Offensive shooting woes plagued the UCSB women’s basketball team Thursday night in an ugly 46-34 loss to Long Beach State. The 34 points was the lowest total scored by the Gauchos this season.

With the loss, UC Santa Barbara drops to 2-3 in conference and 7-9 overall. The 49ers improve to 8-11 overall and 3-3 in the Big West.

“When [we] hold a team to 46 points, we have to focus and make easy shots,” Head Coach Carlene Mitchell said. “[They’re] Division I athletes. [They] have to make layups.”

The first half really told the story for the Gauchos, who shot 6-29 from the field (20.7 percent).

“We were getting all the shots we wanted, but we were missing layups,” sophomore guard Nicole Nesbit said. “They’re shots that we practice every day, but you miss one and it gets in your head, almost like a snowball effect.”

From the opening tip, UCSB was ice cold. After quickly going down 5-0, Mitchell yanked all five starters.

“Starting is a responsibility,” Mitchell said. “It’s their responsibility to set the tone and I didn’t feel like they did that. Everything we did was a second delayed.”

Nesbit provided the needed spark off the bench to score the Gauchos’ first four points of the game.

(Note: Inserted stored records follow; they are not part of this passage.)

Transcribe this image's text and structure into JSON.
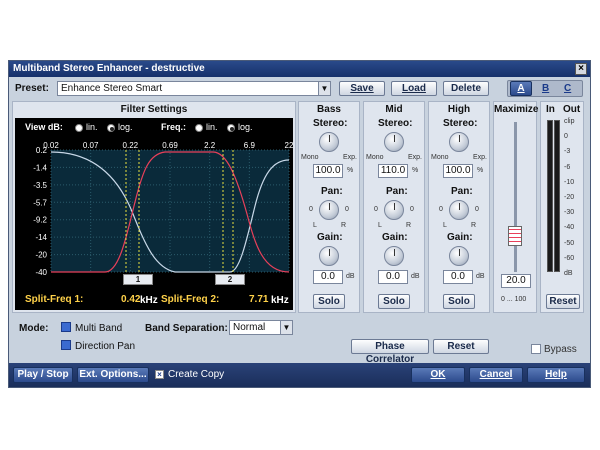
{
  "window": {
    "title": "Multiband Stereo Enhancer - destructive",
    "close_label": "×"
  },
  "preset": {
    "label": "Preset:",
    "value": "Enhance Stereo Smart",
    "save": "Save",
    "load": "Load",
    "delete": "Delete",
    "abc": [
      "A",
      "B",
      "C"
    ]
  },
  "filter": {
    "title": "Filter Settings",
    "view_db_label": "View dB:",
    "lin": "lin.",
    "log": "log.",
    "freq_label": "Freq.:",
    "freq_ticks": [
      "0.02",
      "0.07",
      "0.22",
      "0.69",
      "2.2",
      "6.9",
      "22"
    ],
    "db_ticks": [
      "0.2",
      "-1.4",
      "-3.5",
      "-5.7",
      "-9.2",
      "-14",
      "-20",
      "-40"
    ],
    "handle1": "1",
    "handle2": "2",
    "split1_label": "Split-Freq 1:",
    "split1_value": "0.42",
    "split1_unit": "kHz",
    "split2_label": "Split-Freq 2:",
    "split2_value": "7.71",
    "split2_unit": "kHz"
  },
  "bands": [
    {
      "name": "Bass",
      "stereo_label": "Stereo:",
      "mono": "Mono",
      "exp": "Exp.",
      "stereo_value": "100.0",
      "pct": "%",
      "pan_label": "Pan:",
      "pan_l_num": "0",
      "pan_r_num": "0",
      "L": "L",
      "R": "R",
      "gain_label": "Gain:",
      "gain_value": "0.0",
      "db": "dB",
      "solo": "Solo"
    },
    {
      "name": "Mid",
      "stereo_label": "Stereo:",
      "mono": "Mono",
      "exp": "Exp.",
      "stereo_value": "110.0",
      "pct": "%",
      "pan_label": "Pan:",
      "pan_l_num": "0",
      "pan_r_num": "0",
      "L": "L",
      "R": "R",
      "gain_label": "Gain:",
      "gain_value": "0.0",
      "db": "dB",
      "solo": "Solo"
    },
    {
      "name": "High",
      "stereo_label": "Stereo:",
      "mono": "Mono",
      "exp": "Exp.",
      "stereo_value": "100.0",
      "pct": "%",
      "pan_label": "Pan:",
      "pan_l_num": "0",
      "pan_r_num": "0",
      "L": "L",
      "R": "R",
      "gain_label": "Gain:",
      "gain_value": "0.0",
      "db": "dB",
      "solo": "Solo"
    }
  ],
  "maximize": {
    "title": "Maximize",
    "value": "20.0",
    "range": "0 ... 100",
    "level": 0.2
  },
  "meters": {
    "in": "In",
    "out": "Out",
    "ticks": [
      "clip",
      "0",
      "-3",
      "-6",
      "-10",
      "-20",
      "-30",
      "-40",
      "-50",
      "-60",
      "dB"
    ],
    "reset": "Reset"
  },
  "mode": {
    "label": "Mode:",
    "multi_band": "Multi Band",
    "direction_pan": "Direction Pan",
    "band_sep_label": "Band Separation:",
    "band_sep_value": "Normal"
  },
  "phase_correlator": "Phase Correlator",
  "reset": "Reset",
  "bypass": "Bypass",
  "bottom": {
    "play_stop": "Play / Stop",
    "ext_options": "Ext. Options...",
    "create_copy": "Create Copy",
    "ok": "OK",
    "cancel": "Cancel",
    "help": "Help"
  },
  "colors": {
    "accent": "#2c4a8c",
    "crossover_low": "#e8405a",
    "crossover_high": "#c8d8e8",
    "marker": "#e8e040"
  }
}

Nesbit, who may have provided the only positive on the evening, totaled 11 points.

“Nicole has been pretty consistent the entire year,” Mitchell said. “If there was one shining point tonight, it was that Nicole gave us some consistency.”

Lucky for UCSB, the 49ers also had a slow start, keeping the Gauchos in the game.

After the Gauchos closed the gap to 13-12, senior forward Tipesa Moorer hit a jumper to start a 11-2 Long Beach run to end the first half.

In fact, Moorer seemed to find an answer every time UCSB even thought about finding some offensive momentum. She finished with 14 points on the evening.

“Moorer had a great first half,” Nesbit said. “She seemed to be in the zone. She was hitting her shots and getting everything she wanted.”

After halftime, everything continued to go wrong for the Gauchos. At the 14 minute mark, the 49ers doubled up on UCSB 32-16 and about a minute later, LBSU saw their biggest lead of the game at 19 points.

“It’s like it’s contagious,” Mitchell said, who compared her team’s offensive cold streak to a disease. “That basket gets really small, but it’s inexcusable. It’s unfortunate tonight that that disease hit, like, five players.”

UCSB narrowly avoided going into the record books as one of the program’s lowest scoring games. Back in the 1970’s, UC Santa Barbara twice scored 32 points.

“The open shots were there,” Mitchell said. The right people were taking the shots. Unfortunately they just didn’t fall.”

At the end of the day, while the Gauchos only tallied five assists and shot 27.8 percent from the field (compared to Long Beach’s 36.7 percent), UCSB was getting good shots, which eventually will land.

“We have to put this game behind us,” Nesbit said. “Two-game road trips are always hard, but we just have to move on because we can’t let this loss affect our next game.”

UCSB will look to rebound this Saturday at Cal State Northridge. Tip-off is set for 4 p.m.